In the sixth week, his condition improved a lot, and he was back to his normal self. He was playing, eating and drinking on his own. His fur also started to grow back and he looked healthy again.

It was a long and difficult journey but we finally made it. I am so thankful that my cat is healthy again and I hope your cat recovers soon too. FCV is a deadly virus but with early detection and proper treatment, your cat can recover completely. So if you see any symptoms of FCV in your cat, take him to the vet immediately. And follow the treatment plan as prescribed. With love and care, your cat will recover soon.

FCV Recovery Journey


How long does a typical calicivirus infection last?

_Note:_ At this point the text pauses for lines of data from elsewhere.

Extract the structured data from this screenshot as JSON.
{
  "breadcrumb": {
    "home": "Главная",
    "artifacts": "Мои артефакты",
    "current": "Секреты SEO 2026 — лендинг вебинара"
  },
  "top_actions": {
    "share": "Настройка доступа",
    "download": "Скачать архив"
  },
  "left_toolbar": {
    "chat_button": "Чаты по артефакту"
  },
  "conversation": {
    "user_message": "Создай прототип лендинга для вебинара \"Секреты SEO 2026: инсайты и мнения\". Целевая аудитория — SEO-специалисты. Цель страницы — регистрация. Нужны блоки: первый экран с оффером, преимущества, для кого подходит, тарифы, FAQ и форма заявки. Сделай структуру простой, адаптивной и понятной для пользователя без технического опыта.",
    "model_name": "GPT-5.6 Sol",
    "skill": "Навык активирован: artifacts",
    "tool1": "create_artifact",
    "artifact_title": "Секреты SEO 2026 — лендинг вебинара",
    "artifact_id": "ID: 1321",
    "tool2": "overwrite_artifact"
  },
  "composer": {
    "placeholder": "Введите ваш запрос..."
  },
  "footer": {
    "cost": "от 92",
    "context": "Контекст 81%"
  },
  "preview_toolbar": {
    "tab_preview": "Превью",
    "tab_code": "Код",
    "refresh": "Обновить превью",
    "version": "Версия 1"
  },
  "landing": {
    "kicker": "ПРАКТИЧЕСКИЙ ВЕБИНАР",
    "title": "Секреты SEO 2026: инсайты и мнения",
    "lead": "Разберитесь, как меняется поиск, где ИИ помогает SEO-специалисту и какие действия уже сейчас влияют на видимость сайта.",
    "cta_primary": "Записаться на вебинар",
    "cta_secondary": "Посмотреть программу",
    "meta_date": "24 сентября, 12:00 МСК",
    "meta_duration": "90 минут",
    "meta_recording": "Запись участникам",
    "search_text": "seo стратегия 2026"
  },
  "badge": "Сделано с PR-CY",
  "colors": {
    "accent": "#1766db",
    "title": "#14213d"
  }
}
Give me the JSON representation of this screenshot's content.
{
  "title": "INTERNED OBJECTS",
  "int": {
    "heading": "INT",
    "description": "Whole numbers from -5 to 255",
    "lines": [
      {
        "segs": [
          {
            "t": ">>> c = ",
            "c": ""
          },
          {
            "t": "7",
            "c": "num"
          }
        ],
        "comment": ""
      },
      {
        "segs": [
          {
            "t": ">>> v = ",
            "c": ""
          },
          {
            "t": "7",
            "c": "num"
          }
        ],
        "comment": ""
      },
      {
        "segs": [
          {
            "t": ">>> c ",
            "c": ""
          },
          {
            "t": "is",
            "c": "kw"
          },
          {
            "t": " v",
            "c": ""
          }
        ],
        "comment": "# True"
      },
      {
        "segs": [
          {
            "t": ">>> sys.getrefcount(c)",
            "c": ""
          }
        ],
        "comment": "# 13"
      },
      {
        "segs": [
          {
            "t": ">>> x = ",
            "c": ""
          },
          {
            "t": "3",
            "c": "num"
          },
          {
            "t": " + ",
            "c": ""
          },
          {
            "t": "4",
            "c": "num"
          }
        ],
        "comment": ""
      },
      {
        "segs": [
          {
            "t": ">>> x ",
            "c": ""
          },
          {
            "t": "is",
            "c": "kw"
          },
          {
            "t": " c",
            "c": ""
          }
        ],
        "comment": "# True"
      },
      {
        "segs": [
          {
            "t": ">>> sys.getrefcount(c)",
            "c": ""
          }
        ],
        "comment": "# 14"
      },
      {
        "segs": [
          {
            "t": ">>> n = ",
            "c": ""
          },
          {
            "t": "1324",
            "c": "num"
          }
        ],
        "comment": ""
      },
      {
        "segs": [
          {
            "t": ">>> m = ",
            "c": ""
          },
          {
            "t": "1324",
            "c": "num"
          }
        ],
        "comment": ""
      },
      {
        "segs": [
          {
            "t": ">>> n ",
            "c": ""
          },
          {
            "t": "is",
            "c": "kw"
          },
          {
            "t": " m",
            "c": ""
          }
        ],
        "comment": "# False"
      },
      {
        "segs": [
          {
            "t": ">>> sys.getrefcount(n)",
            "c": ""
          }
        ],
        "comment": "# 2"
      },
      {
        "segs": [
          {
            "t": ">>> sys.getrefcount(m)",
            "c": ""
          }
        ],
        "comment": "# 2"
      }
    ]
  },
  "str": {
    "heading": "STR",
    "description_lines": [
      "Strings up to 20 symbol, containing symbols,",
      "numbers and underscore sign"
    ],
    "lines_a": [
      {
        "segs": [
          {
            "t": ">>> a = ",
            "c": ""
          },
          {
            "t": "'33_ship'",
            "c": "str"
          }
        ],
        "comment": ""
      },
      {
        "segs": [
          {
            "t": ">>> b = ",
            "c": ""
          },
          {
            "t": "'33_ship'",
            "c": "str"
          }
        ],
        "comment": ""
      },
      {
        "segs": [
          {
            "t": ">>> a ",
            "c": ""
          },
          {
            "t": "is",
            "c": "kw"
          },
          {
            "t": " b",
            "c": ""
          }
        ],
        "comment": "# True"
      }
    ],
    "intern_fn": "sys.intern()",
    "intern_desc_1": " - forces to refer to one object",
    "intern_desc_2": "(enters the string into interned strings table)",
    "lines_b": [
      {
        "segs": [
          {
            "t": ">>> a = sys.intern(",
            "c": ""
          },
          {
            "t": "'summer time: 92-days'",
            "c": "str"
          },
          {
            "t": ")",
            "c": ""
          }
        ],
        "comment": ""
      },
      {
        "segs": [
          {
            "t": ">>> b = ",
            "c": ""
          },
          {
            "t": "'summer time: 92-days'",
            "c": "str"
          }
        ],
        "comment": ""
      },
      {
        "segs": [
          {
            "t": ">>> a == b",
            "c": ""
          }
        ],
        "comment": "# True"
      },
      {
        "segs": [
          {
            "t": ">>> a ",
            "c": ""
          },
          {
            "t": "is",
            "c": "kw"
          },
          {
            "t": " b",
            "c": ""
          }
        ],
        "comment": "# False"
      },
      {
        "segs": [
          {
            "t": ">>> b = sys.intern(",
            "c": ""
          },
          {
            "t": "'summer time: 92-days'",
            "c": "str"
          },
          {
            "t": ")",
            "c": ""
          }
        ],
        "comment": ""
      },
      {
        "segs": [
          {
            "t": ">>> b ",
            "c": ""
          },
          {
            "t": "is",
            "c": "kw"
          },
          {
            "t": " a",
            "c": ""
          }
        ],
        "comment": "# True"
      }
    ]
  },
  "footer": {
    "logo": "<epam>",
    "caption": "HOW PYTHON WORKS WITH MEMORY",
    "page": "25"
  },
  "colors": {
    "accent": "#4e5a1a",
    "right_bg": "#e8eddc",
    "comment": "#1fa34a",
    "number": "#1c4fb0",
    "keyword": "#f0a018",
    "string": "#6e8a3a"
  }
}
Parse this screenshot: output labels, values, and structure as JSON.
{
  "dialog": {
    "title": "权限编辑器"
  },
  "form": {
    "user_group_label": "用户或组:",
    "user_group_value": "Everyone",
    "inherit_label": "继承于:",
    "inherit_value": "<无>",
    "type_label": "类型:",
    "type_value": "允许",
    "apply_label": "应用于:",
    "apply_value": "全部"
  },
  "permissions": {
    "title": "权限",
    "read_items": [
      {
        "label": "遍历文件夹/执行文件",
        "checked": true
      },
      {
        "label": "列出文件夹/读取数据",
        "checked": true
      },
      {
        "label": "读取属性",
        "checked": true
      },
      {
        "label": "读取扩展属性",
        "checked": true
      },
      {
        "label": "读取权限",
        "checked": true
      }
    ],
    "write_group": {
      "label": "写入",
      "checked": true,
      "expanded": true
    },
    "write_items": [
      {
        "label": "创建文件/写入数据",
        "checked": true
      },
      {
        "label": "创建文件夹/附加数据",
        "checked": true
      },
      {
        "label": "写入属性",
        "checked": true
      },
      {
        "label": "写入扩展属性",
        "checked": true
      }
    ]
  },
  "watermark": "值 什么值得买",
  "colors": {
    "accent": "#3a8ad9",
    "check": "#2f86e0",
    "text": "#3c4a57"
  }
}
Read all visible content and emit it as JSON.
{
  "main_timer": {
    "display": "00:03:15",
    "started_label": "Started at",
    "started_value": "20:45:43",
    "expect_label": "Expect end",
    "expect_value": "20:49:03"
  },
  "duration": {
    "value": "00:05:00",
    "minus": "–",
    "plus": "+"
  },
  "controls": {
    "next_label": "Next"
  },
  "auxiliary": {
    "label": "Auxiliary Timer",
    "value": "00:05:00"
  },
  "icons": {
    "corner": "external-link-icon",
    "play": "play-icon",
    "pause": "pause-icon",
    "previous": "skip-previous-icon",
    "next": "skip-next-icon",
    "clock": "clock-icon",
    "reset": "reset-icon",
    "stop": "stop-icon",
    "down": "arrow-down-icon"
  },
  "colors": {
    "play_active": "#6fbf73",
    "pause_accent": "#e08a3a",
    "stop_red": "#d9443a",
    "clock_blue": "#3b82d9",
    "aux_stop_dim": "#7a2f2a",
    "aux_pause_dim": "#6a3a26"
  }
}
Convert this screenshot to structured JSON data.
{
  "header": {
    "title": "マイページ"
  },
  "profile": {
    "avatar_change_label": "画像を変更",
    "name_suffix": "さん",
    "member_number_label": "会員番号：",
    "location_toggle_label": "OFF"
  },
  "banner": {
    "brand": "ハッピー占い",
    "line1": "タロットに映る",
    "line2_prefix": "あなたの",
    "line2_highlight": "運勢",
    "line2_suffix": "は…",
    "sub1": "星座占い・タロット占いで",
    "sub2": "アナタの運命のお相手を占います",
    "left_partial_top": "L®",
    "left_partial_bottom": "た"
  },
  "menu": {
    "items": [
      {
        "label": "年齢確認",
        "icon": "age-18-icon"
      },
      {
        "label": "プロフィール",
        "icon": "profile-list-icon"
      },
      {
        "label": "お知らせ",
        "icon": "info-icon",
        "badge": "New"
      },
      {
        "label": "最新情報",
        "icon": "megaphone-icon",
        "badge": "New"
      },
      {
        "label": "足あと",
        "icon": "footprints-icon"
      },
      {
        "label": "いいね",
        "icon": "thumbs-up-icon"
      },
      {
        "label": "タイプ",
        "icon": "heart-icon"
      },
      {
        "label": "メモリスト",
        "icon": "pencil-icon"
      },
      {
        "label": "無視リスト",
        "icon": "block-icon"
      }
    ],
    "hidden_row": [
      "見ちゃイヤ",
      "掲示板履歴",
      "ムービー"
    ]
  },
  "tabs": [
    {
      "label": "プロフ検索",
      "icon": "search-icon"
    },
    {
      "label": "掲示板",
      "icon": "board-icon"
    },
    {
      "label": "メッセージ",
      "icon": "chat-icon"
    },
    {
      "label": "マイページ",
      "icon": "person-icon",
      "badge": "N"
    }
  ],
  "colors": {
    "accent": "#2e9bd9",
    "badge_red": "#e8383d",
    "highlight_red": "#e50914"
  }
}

The acute phase of calicivirus infection usually lasts for 3-5 days. However, some cats may have a prolonged illness that can last for weeks or even a couple of months.

How can calicivirus infections be prevented?

There is no specific vaccine available for feline calicivirus, so the best way to prevent infection is to keep your cat indoors and away from other cats. If you must take your cat outside, make sure he is up-to-date on his vaccinations and avoid contact with other cats.

Are other cats in the household at risk of infection?

Yes, other cats in the household are at risk of infection if they come into contact with an infected cat. It is important to keep all cats up-to-date on their vaccinations and to practice good hygiene (e.g., washing hands after handling an infected cat).

Is my family at risk?

No, calicivirus does not affect humans. However, it is important to practice good hygiene (e.g., washing hands after handling an infected cat) to prevent the spread of other diseases.

What are the long-term effects of calicivirus infection?

Most cats recover from calicivirus infection without any long-term effects. However, some cats may develop chronic respiratory disease or recurrent infections. In rare cases, calicivirus infection can be fatal.